Feature

Cap and trade: The answer to state budget crises?

Cap and trade may be a solution to a problem it was not intended to solve

Cap-and-trade policy was designed to address climate change by putting a "cap" on carbon dioxide emissions — issuing a fixed number of permits — and then allowing firms to "trade" those permits. Since they pay a market price per ton of CO2 emissions, firms have an incentive to find all the cheapest possible ways to cut emissions.

But the suggestion to implement cap and trade in any one state within the U.S. has almost nothing to do with global warming. Given huge emissions from the rest of the world, cutting emissions in one state will have no perceptible effect on global emissions and climate change. So, for policy options within your own state, it's about the money.

In June, President Barack Obama announced a proposal to impose greenhouse gas emission restrictions on electricity generators in each state that will achieve an average reduction of 30 percent below 2005 levels. Comments are welcome until the executive order is issued in June 2015.

The federal plan allows a lot of flexibility, as each state can choose how to comply. Each can impose energy efficiency mandates, switch production from coal to low-carbon natural gas, reduce demand for electricity, increase renewable production, or use any combination of such methods. One allowable method is for a state to impose its own cap-and-trade system, or join a regional cap-and-trade system.

Historically, such permits are handed out to existing electricity generators, so that each plant can emit 70 percent of a previous year's level, or sell those rights, or buy more. Unfortunately, the California plan started by handing out these valuable pieces of paper to existing polluters. After all, the price of electricity is going to increase in any case, which will cover those firms' added cost of compliance.

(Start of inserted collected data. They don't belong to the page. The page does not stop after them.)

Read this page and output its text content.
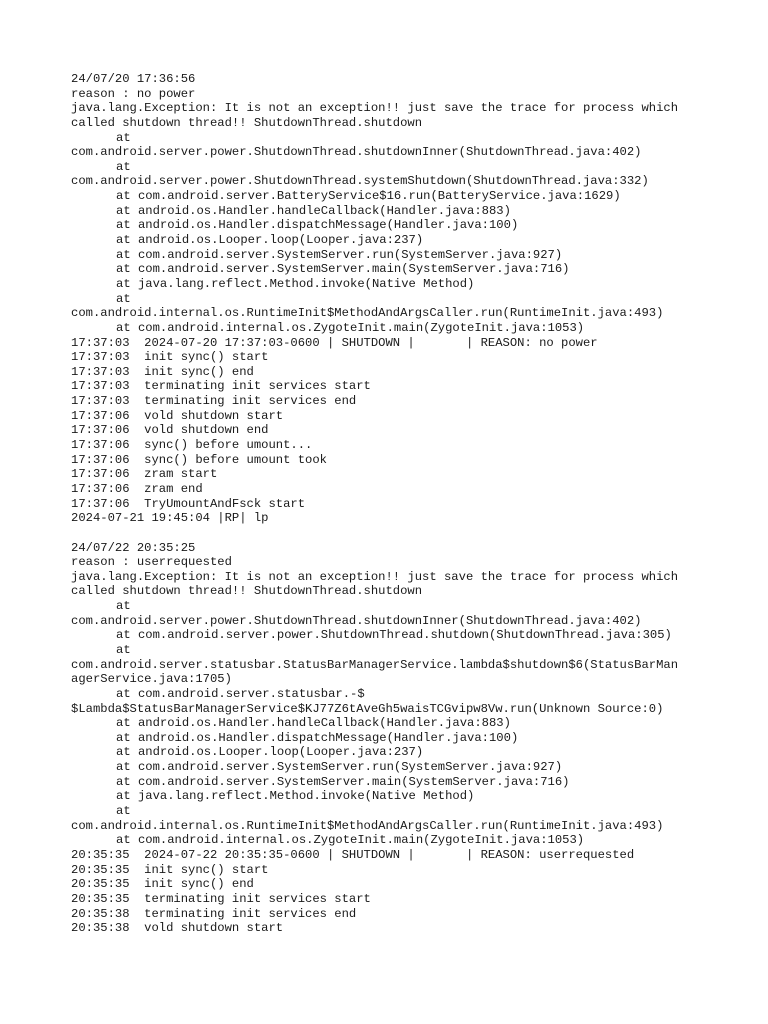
24/07/20 17:36:56
reason : no power
java.lang.Exception: It is not an exception!! just save the trace for process which
called shutdown thread!! ShutdownThread.shutdown
at
com.android.server.power.ShutdownThread.shutdownInner(ShutdownThread.java:402)
at
com.android.server.power.ShutdownThread.systemShutdown(ShutdownThread.java:332)
at com.android.server.BatteryService$16.run(BatteryService.java:1629)
at android.os.Handler.handleCallback(Handler.java:883)
at android.os.Handler.dispatchMessage(Handler.java:100)
at android.os.Looper.loop(Looper.java:237)
at com.android.server.SystemServer.run(SystemServer.java:927)
at com.android.server.SystemServer.main(SystemServer.java:716)
at java.lang.reflect.Method.invoke(Native Method)
at
com.android.internal.os.RuntimeInit$MethodAndArgsCaller.run(RuntimeInit.java:493)
at com.android.internal.os.ZygoteInit.main(ZygoteInit.java:1053)
17:37:03  2024-07-20 17:37:03-0600 | SHUTDOWN |       | REASON: no power
17:37:03  init sync() start
17:37:03  init sync() end
17:37:03  terminating init services start
17:37:03  terminating init services end
17:37:06  vold shutdown start
17:37:06  vold shutdown end
17:37:06  sync() before umount...
17:37:06  sync() before umount took
17:37:06  zram start
17:37:06  zram end
17:37:06  TryUmountAndFsck start
2024-07-21 19:45:04 |RP| lp
24/07/22 20:35:25
reason : userrequested
java.lang.Exception: It is not an exception!! just save the trace for process which
called shutdown thread!! ShutdownThread.shutdown
at
com.android.server.power.ShutdownThread.shutdownInner(ShutdownThread.java:402)
at com.android.server.power.ShutdownThread.shutdown(ShutdownThread.java:305)
at
com.android.server.statusbar.StatusBarManagerService.lambda$shutdown$6(StatusBarMan
agerService.java:1705)
at com.android.server.statusbar.-$
$Lambda$StatusBarManagerService$KJ77Z6tAveGh5waisTCGvipw8Vw.run(Unknown Source:0)
at android.os.Handler.handleCallback(Handler.java:883)
at android.os.Handler.dispatchMessage(Handler.java:100)
at android.os.Looper.loop(Looper.java:237)
at com.android.server.SystemServer.run(SystemServer.java:927)
at com.android.server.SystemServer.main(SystemServer.java:716)
at java.lang.reflect.Method.invoke(Native Method)
at
com.android.internal.os.RuntimeInit$MethodAndArgsCaller.run(RuntimeInit.java:493)
at com.android.internal.os.ZygoteInit.main(ZygoteInit.java:1053)
20:35:35  2024-07-22 20:35:35-0600 | SHUTDOWN |       | REASON: userrequested
20:35:35  init sync() start
20:35:35  init sync() end
20:35:35  terminating init services start
20:35:38  terminating init services end
20:35:38  vold shutdown start
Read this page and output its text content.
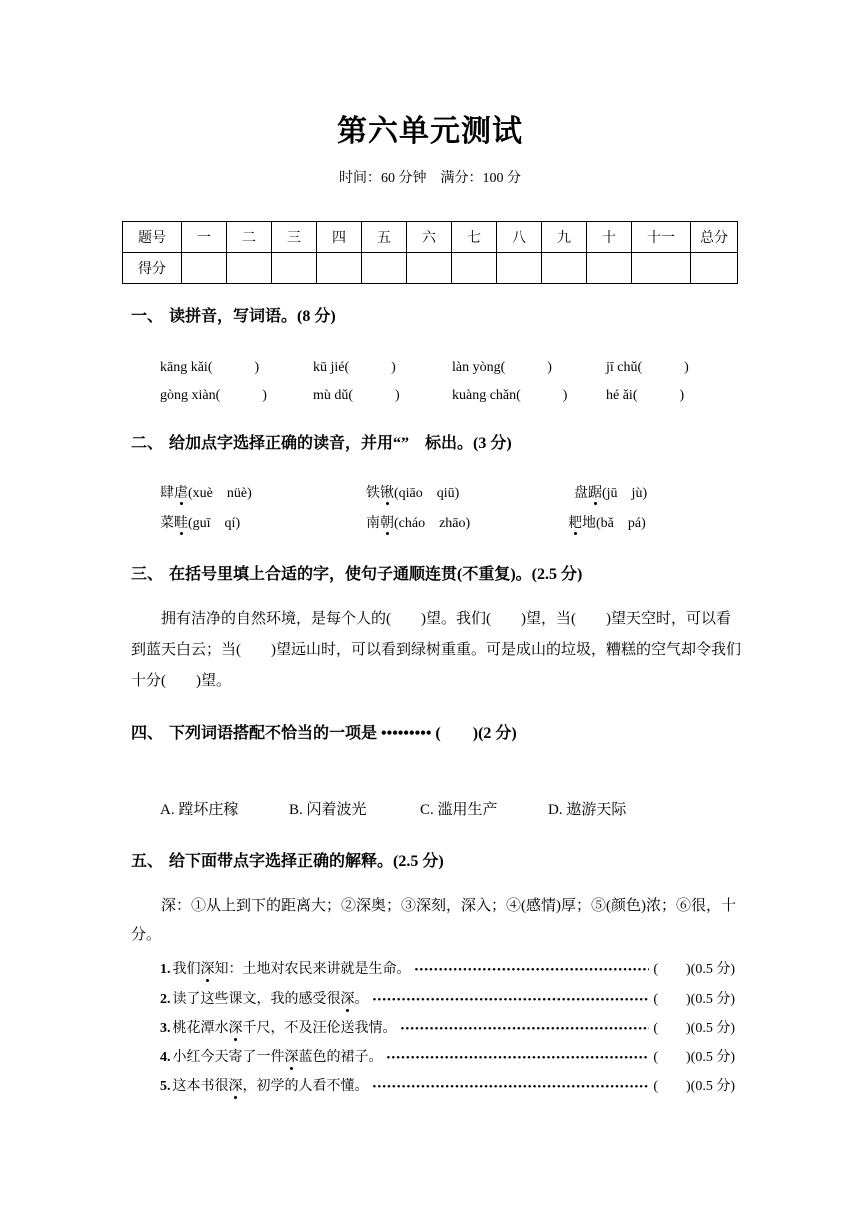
第六单元测试
时间：60 分钟　满分：100 分
题号	一	二	三	四	五	六	七	八	九	十	十一	总分
得分												
一、 读拼音，写词语。(8 分)
kāng kǎi(　　　)	kū jié(　　　)	làn yòng(　　　)	jī chǔ(　　　)
gòng xiàn(　　　)	mù dǔ(　　　)	kuàng chǎn(　　　)	hé ǎi(　　　)
二、 给加点字选择正确的读音，并用“”　标出。(3 分)
肆虐(xuè　nüè)	铁锹(qiāo　qiū)	盘踞(jū　jù)
菜畦(guī　qí)	南朝(cháo　zhāo)	耙地(bǎ　pá)
三、 在括号里填上合适的字，使句子通顺连贯(不重复)。(2.5 分)
　　拥有洁净的自然环境，是每个人的(　　)望。我们(　　)望，当(　　)望天空时，可以看到蓝天白云；当(　　)望远山时，可以看到绿树重重。可是成山的垃圾，糟糕的空气却令我们十分(　　)望。
四、 下列词语搭配不恰当的一项是 ••••••••• (　　)(2 分)
A. 蹚坏庄稼	B. 闪着波光	C. 滥用生产	D. 遨游天际
五、 给下面带点字选择正确的解释。(2.5 分)
　　深：①从上到下的距离大；②深奥；③深刻，深入；④(感情)厚；⑤(颜色)浓；⑥很，十分。
1. 我们 深 知：土地对农民来讲就是生命。 •••••	(　　)(0.5 分)
2. 读了这些课文，我的感受很 深 。 •••••	(　　)(0.5 分)
3. 桃花潭水 深 千尺，不及汪伦送我情。 •••••	(　　)(0.5 分)
4. 小红今天寄了一件 深 蓝色的裙子。 •••••	(　　)(0.5 分)
5. 这本书很 深 ，初学的人看不懂。 •••••	(　　)(0.5 分)
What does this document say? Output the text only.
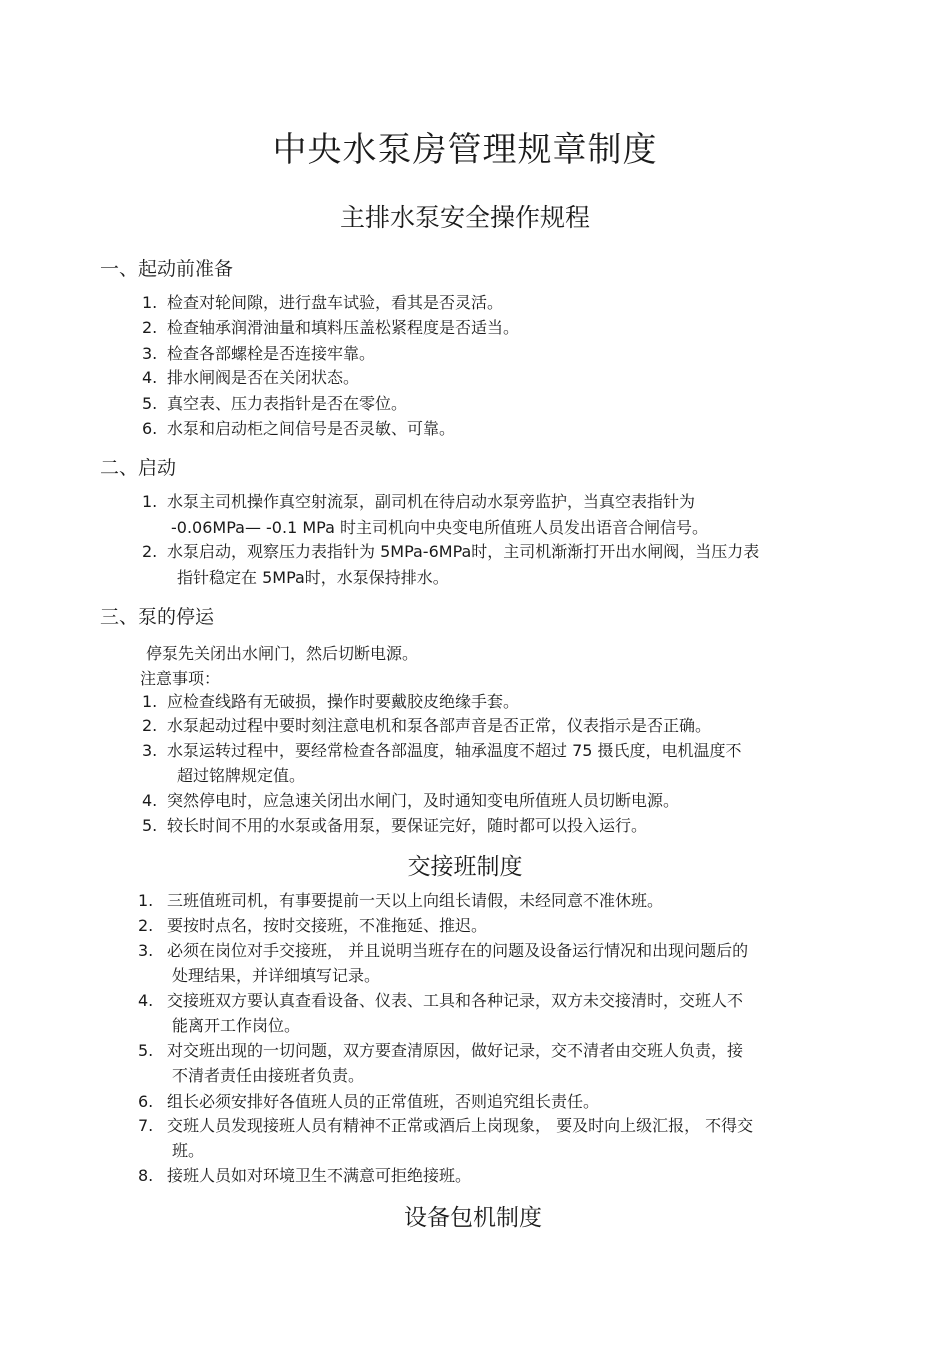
中央水泵房管理规章制度
主排水泵安全操作规程
一、起动前准备
1. 检查对轮间隙，进行盘车试验，看其是否灵活。
2. 检查轴承润滑油量和填料压盖松紧程度是否适当。
3. 检查各部螺栓是否连接牢靠。
4. 排水闸阀是否在关闭状态。
5. 真空表、压力表指针是否在零位。
6. 水泵和启动柜之间信号是否灵敏、可靠。
二、启动
1. 水泵主司机操作真空射流泵，副司机在待启动水泵旁监护，当真空表指针为
-0.06MPa— -0.1 MPa 时主司机向中央变电所值班人员发出语音合闸信号。
2. 水泵启动，观察压力表指针为 5MPa-6MPa时，主司机渐渐打开出水闸阀，当压力表
指针稳定在 5MPa时，水泵保持排水。
三、泵的停运
停泵先关闭出水闸门，然后切断电源。
注意事项：
1. 应检查线路有无破损，操作时要戴胶皮绝缘手套。
2. 水泵起动过程中要时刻注意电机和泵各部声音是否正常，仪表指示是否正确。
3. 水泵运转过程中，要经常检查各部温度，轴承温度不超过 75 摄氏度，电机温度不
超过铭牌规定值。
4. 突然停电时，应急速关闭出水闸门，及时通知变电所值班人员切断电源。
5. 较长时间不用的水泵或备用泵，要保证完好，随时都可以投入运行。
交接班制度
1. 三班值班司机，有事要提前一天以上向组长请假，未经同意不准休班。
2. 要按时点名，按时交接班，不准拖延、推迟。
3. 必须在岗位对手交接班， 并且说明当班存在的问题及设备运行情况和出现问题后的
处理结果，并详细填写记录。
4. 交接班双方要认真查看设备、仪表、工具和各种记录，双方未交接清时，交班人不
能离开工作岗位。
5. 对交班出现的一切问题，双方要查清原因，做好记录，交不清者由交班人负责，接
不清者责任由接班者负责。
6. 组长必须安排好各值班人员的正常值班，否则追究组长责任。
7. 交班人员发现接班人员有精神不正常或酒后上岗现象， 要及时向上级汇报， 不得交
班。
8. 接班人员如对环境卫生不满意可拒绝接班。
设备包机制度
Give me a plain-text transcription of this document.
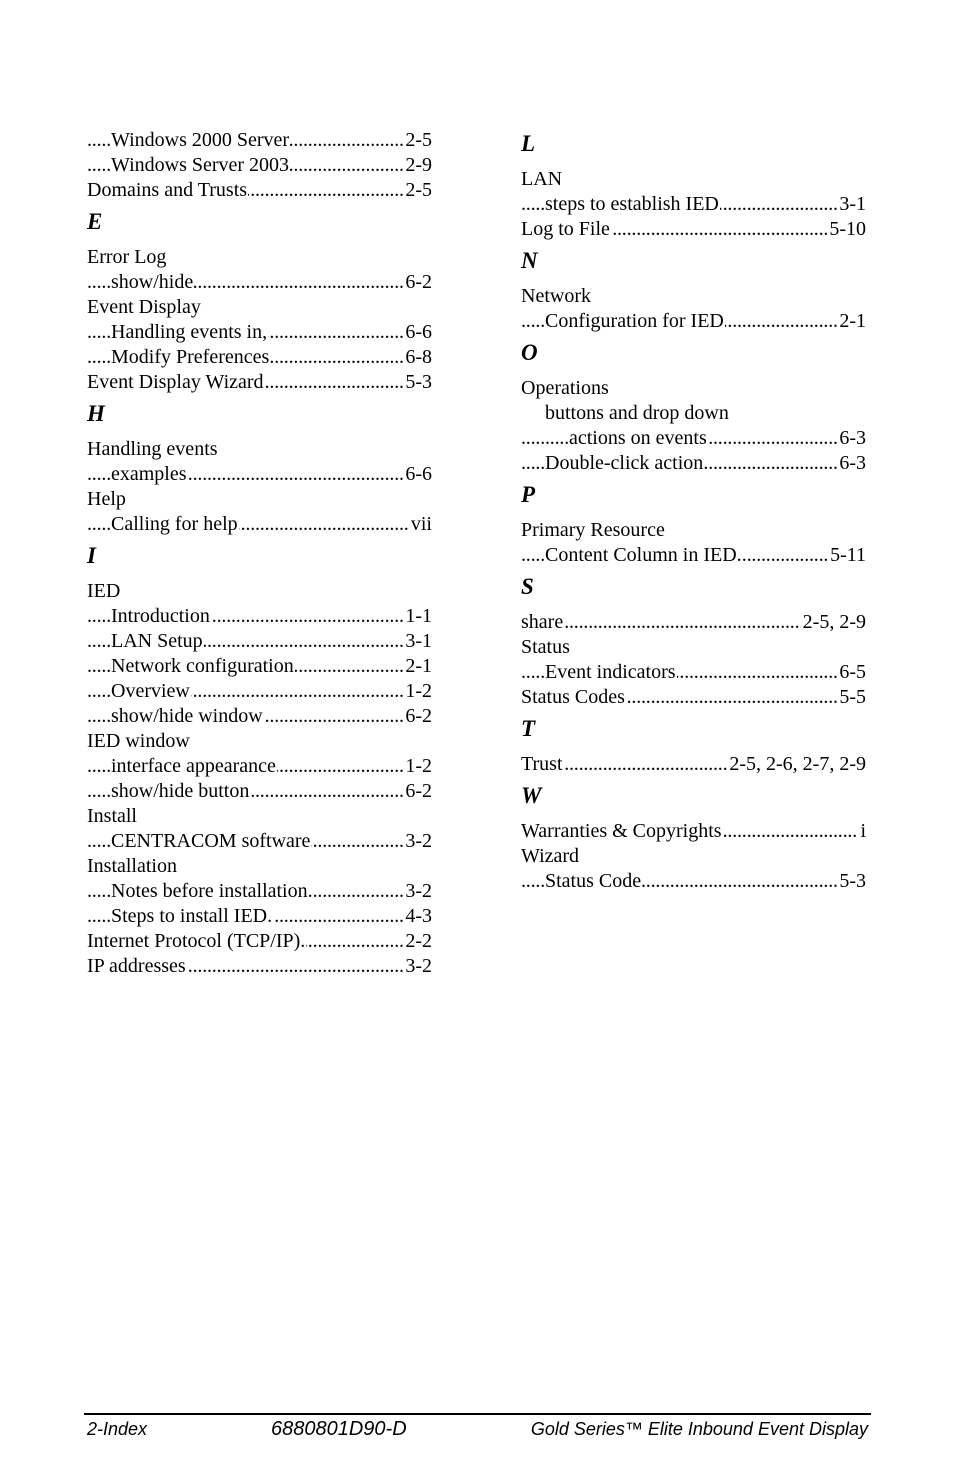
Windows 2000 Server	2-5
. . .
Windows Server 2003	2-9
. . .
Domains and Trusts	2-5
. . .
E
Error Log
show/hide	6-2
. . .
Event Display
Handling events in,	6-6
. . .
Modify Preferences	6-8
. . .
Event Display Wizard	5-3
. . .
H
Handling events
examples	6-6
. . .
Help
Calling for help	vii
. . .
I
IED
Introduction	1-1
. . .
LAN Setup	3-1
. . .
Network configuration	2-1
. . .
Overview	1-2
. . .
show/hide window	6-2
. . .
IED window
interface appearance	1-2
. . .
show/hide button	6-2
. . .
Install
CENTRACOM software	3-2
. . .
Installation
Notes before installation.	3-2
. . .
Steps to install IED.	4-3
. . .
Internet Protocol (TCP/IP).	2-2
. . .
IP addresses	3-2
. . .
L
LAN
steps to establish IED	3-1
. . .
Log to File	5-10
. . .
N
Network
Configuration for IED	2-1
. . .
O
Operations
buttons and drop down
actions on events	6-3
. . .
Double-click action	6-3
. . .
P
Primary Resource
Content Column in IED.	5-11
. . .
S
share	2-5, 2-9
. . .
Status
Event indicators	6-5
. . .
Status Codes	5-5
. . .
T
Trust	2-5, 2-6, 2-7, 2-9
. . .
W
Warranties & Copyrights	i
. . .
Wizard
Status Code	5-3
. . .
2-Index	6880801D90-D	Gold Series™ Elite Inbound Event Display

If they get free permits and sell electricity at a higher price, those firms make profits. A simple alternative is for the state not to hand out the permits, but to sell them at auction. Then the state can capture those profits as state revenue.

The Illinois example

Take my own state as a mere example of the budget pressures faced by virtually every state. Illinois has huge budget deficits: The Institute of Government and Public Affairs at the University of Illinois estimates the state's annual budget deficit will be $4 billion next year (and will rise within ten years to about $14 billion per year). Cap and trade could be a partial remedy.

If Illinois sells permits for carbon dioxide emissions at about $20 per ton — similar to the program already in place in California — the state could raise $1.5 billion per year. That number is over a third of the $4.1 billion deficit projected for next year. The number of permits would be limited to enforce the cap, and the firms could sell the permits to each other.

How would consumers be affected? Coal is used to generate just under half of the electricity used in Illinois, and the emission reduction would increase the cost of that production by about a penny per kilowatt hour, or about 10 percent.

But that would occur regardless of how Illinois complies with the federal mandate. Many such plans restrict production and generate profits to firms. Only if the state sells the permits can those profits be captured by the state and used to help low-income families cover the extra cost of their needed electricity.

The threat of job losses

Critics complain that a cap-and-trade plan could put some people out of work. These disadvantages are real. Yet any alternative way of raising $1.5 billion per year would place similar burdens on state taxpayers. Any income or sales tax would also raise production costs and reduce economic activity.

In contrast, cap and trade could raise those funds while placing more of the burden on those who live outside the state: the owners of coal-fired power plants and their stockholders. A coal-fired power plant is a long-lived investment with a huge sunk cost (about $3 billion). These plants are owned by large national corporations that can afford to build them.

A 10 percent increase in the cost of coal-fired electricity will not prompt these companies to shut down and throw away their $3 billion investment. Instead, they likely will continue to operate, to employ workers and to buy coal from mines that also continue to operate.

Consumers win in the end

Meanwhile, the price of electricity in the state is determined in competitive markets that include natural gas plants with much smaller carbon content and renewables with no carbon content, such as wind power.

This competition will not allow coal-fired power plants to pass all the costs of cap and trade on to their customers. The main effect of making electricity more expensive to produce will be to reduce the profits to the out-of-state stockholders of the national firms that own the coal-fired plants.

Must state legislators heed lobbyists from those national corporations rather than the interests of their own residents and taxpayers? Consumers might pay a bit more for electricity, but the burden from cap and trade likely is much less than the burden from collecting the same revenue using an income tax or sales tax.

While it would have a negligible effect on global carbon dioxide emissions, any state's cap-and-trade plan would also reduce other local pollutants that cause urban smog and local health problems. And it might give technology a jump on other states preparing for a possible worldwide agreement that requires cap-and-trade at the national level — one that might actually affect worldwide carbon emissions and climate change.